Part 1: Setup and Initialization

This section focuses on setting up the web scraping environment and initializing the project. It involves:

~Importing the necessary libraries required for data extraction and analysis.

~Creating the project structure within a Jupyter Notebook (.ipynb) for better organization and reproducibility.

~Sending a test HTTP request to the Cars24 website to verify connectivity and ensure that the website can be accessed successfully.

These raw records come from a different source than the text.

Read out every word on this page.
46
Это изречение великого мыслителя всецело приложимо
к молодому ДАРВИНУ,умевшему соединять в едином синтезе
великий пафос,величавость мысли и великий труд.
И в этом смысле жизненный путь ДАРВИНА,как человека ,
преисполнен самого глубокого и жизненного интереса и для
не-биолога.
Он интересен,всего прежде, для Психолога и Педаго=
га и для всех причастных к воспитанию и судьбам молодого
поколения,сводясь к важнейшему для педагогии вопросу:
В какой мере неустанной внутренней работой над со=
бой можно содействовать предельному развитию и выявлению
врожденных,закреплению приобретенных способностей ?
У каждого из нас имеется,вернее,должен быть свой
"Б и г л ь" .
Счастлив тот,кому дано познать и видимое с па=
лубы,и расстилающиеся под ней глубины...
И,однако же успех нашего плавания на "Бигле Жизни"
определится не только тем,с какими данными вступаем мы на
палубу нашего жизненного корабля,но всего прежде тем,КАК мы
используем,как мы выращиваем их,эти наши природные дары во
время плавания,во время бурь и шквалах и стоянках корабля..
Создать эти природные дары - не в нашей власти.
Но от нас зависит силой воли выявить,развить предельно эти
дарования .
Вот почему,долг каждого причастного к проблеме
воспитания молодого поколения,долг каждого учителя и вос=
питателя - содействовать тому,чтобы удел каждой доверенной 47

This initial step is crucial as it ensures that the team members can proceed seamlessly and establish a strong foundation helping maintain efficiency, consistency, and smooth integration throughout the entire project workflow.

In [None]:
# Step 0: Dependency Installation (Optional - for new environments)
# Uncomment and run the following lines if you need to install dependencies in a new kernel
# !pip install requests beautifulsoup4 pandas
# 
# Note: For production environments, create a requirements.txt file with:
# requests>=2.25.0
# beautifulsoup4>=4.9.0
# pandas>=1.3.0
#
# Then install with: pip install -r requirements.txt

print("Dependency installation cell ready (commented for safety)")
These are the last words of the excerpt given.